Despite moves by AT&T and Dish Network to transfer parts of their networks to public cloud platforms, this group does not expect hyperscale cloud providers to subsume mobile networks anytime soon.

“The clouds thought they were in this incredible position where telcos would bring their entire network to the cloud,” said Vapor IO founder and CEO Cole Crawford. “That has slowed down. Now telcos want cloud to bring its thing into the RAN.”

“This move to cloud native architecture is kind of inevitable,” explained Alok Shah, VP, networks strategy, business development and marketing at Samsung. “But there are challenges in telecom related to performance, reliability and security.” Shah predicted it will be a number of years before telcos automatically roll out new services in the cloud, and said that when it happens it might be a telco cloud rather than a public cloud.

The big challenge is bringing cloud infrastructure into the radio access network, the panelists agreed. Shah noted that “the radio unit can never be software,” but said other parts of the RAN can be virtualized and can run in a cloud environment. He noted Dish runs its open RAN Centralized Units on AWS infrastructure.

But for operators with legacy network assets, transitioning the RAN to a public cloud architecture could be very difficult, the panelists said. Crawford noted the high cost of transitioning traditional telco data centers. He said it would also be costly for public cloud providers to build extensive new infrastructure to support radio access networks, because of zoning and permitting.

Towers are often named as the logical location for edge data centers that can support vRAN and other cloud-based workloads. The panelists agreed that tower real estate will hold its value, but they don't expect it to offer investors the same opportunities as larger, dedicated data center sites. 

“The economies of scale do not sit on Crown Castle or American Tower or SBAC land,” said Crawford. “You do not have enough return there.” His company Vapor IO deploys micro data centers at the bases of cell towers and at other urban locations.

Open RAN

The panelists agreed that cloud-based RAN architectures will go hand-in-hand with open RAN. Shah said that when operators can physically separate elements of the RAN they will be able to support more use cases. Separate elements with open interfaces enable vendor diversity, and Shah said Samsung is already involved in several multi-vendor RAN deployments around the world. “It is not plug and play by any means but it is feasible at this point,” Shah said.
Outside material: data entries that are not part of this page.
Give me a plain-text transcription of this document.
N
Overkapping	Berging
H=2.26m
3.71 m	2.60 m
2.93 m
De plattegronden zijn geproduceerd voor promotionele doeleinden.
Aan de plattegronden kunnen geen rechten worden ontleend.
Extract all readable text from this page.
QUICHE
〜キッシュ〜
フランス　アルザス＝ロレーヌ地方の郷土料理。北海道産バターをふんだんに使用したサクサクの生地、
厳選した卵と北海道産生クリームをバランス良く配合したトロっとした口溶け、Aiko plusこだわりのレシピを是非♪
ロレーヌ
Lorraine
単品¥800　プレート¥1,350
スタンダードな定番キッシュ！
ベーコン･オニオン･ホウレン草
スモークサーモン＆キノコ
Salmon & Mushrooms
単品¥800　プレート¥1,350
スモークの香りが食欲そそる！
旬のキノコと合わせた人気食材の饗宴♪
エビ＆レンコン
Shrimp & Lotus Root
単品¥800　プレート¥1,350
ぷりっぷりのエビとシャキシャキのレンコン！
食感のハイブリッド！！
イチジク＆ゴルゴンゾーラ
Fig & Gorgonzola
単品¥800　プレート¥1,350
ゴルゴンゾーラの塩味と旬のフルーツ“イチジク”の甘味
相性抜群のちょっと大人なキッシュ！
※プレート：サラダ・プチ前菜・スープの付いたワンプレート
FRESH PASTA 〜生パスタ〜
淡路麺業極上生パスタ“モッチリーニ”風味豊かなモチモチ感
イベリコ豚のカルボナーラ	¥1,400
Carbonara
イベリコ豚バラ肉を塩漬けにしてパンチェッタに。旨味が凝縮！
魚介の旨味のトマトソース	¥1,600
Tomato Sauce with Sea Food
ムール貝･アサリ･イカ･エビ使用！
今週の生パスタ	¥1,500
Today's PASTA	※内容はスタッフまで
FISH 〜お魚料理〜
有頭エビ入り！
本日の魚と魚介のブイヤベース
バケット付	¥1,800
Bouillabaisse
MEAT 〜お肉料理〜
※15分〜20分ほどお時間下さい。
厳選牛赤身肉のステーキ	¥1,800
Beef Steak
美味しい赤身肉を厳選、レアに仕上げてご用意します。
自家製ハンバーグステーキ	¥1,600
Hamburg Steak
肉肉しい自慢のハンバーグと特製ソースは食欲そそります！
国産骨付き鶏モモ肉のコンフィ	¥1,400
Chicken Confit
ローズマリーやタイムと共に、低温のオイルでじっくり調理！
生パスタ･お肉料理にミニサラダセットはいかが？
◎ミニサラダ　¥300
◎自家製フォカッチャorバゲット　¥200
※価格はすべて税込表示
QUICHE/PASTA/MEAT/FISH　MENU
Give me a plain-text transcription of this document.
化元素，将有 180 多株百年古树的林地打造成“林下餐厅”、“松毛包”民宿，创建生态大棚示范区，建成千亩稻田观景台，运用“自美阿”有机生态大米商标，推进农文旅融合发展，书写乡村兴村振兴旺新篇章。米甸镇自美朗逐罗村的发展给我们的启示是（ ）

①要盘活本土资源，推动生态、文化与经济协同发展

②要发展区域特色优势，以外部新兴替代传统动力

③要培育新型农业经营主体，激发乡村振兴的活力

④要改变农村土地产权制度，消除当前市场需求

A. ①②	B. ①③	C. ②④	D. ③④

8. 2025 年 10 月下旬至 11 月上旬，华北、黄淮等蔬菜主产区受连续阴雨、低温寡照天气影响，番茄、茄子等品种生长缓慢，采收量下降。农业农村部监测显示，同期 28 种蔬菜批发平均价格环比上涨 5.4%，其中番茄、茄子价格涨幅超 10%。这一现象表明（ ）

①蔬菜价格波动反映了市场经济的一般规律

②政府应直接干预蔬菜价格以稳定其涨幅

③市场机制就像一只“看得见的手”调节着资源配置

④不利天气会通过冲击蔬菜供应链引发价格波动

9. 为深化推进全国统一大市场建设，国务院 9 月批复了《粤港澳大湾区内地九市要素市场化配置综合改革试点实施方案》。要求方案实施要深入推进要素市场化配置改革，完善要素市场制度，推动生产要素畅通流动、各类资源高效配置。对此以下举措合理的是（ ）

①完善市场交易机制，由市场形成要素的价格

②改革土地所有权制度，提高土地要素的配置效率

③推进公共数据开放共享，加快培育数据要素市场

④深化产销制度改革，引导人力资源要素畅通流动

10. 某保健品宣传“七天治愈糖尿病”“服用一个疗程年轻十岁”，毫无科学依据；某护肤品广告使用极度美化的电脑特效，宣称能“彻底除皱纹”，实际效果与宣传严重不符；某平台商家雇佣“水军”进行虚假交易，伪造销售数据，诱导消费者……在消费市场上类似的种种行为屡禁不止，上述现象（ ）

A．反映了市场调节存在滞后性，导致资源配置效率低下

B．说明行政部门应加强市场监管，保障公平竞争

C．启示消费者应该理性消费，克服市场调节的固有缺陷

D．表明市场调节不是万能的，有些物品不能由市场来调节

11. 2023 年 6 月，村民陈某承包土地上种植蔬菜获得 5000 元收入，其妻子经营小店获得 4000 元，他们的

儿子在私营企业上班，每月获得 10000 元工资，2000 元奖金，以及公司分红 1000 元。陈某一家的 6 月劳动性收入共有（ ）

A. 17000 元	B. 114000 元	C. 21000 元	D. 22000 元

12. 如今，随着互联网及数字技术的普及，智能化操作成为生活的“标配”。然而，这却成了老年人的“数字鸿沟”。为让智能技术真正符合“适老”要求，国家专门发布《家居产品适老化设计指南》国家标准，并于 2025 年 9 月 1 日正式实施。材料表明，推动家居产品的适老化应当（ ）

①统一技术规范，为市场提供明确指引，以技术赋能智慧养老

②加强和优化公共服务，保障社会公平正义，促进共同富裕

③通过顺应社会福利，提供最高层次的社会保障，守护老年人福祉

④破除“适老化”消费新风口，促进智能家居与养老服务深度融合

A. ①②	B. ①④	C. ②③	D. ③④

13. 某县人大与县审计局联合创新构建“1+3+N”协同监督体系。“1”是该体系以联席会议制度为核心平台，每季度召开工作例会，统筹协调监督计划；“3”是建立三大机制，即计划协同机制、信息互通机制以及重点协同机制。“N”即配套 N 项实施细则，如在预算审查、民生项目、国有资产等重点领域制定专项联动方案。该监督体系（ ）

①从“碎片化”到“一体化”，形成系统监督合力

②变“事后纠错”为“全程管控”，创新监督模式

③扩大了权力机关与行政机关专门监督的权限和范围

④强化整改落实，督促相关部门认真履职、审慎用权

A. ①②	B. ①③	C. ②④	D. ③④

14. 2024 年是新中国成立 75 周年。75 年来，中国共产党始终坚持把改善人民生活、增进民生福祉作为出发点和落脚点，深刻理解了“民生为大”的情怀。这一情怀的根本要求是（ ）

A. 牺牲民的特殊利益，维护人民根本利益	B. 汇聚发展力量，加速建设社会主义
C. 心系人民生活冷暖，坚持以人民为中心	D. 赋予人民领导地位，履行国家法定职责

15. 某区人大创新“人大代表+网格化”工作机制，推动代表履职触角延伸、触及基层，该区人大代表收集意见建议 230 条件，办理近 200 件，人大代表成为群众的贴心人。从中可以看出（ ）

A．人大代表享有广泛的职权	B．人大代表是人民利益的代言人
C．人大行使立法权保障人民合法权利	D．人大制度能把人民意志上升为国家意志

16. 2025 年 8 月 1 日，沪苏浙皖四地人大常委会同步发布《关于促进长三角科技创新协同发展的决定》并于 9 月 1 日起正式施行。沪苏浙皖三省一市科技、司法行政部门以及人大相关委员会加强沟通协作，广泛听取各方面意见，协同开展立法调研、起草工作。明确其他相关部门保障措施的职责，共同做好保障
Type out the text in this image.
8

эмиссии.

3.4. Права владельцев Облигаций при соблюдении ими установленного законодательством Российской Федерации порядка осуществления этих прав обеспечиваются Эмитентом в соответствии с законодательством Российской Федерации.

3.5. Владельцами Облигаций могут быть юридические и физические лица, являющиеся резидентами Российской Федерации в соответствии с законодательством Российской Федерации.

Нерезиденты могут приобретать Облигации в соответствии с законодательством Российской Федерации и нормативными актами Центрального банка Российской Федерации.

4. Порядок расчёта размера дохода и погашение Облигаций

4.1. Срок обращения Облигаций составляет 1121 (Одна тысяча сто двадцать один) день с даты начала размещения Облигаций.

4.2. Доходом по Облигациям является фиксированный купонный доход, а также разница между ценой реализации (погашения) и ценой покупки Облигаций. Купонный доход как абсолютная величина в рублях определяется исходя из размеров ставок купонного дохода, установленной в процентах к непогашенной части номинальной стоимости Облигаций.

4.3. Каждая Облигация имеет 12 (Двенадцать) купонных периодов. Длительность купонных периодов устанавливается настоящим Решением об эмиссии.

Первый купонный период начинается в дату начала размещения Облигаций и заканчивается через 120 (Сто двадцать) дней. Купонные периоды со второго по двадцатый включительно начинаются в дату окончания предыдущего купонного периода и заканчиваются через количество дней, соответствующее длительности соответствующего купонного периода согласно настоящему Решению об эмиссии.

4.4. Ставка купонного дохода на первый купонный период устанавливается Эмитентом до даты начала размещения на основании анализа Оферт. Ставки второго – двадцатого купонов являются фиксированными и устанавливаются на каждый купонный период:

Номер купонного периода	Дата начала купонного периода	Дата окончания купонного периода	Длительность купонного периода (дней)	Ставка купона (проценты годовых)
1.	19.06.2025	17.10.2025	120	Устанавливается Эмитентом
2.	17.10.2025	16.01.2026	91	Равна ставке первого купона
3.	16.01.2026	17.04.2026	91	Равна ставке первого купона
“Brownfield open RAN is hard is not just because of the infrastructure transformation but also the skill set requirements,” he said. “Operators need people who understand containers and Kubernetes and micro services.”

Crawford described an open RAN system his company has deployed with a “self-healing” Centralized Unit, Distributed Unit and Radio Unit. He declined to answer a question about how far apart the elements are, but said the fronthaul latency is 60 microseconds.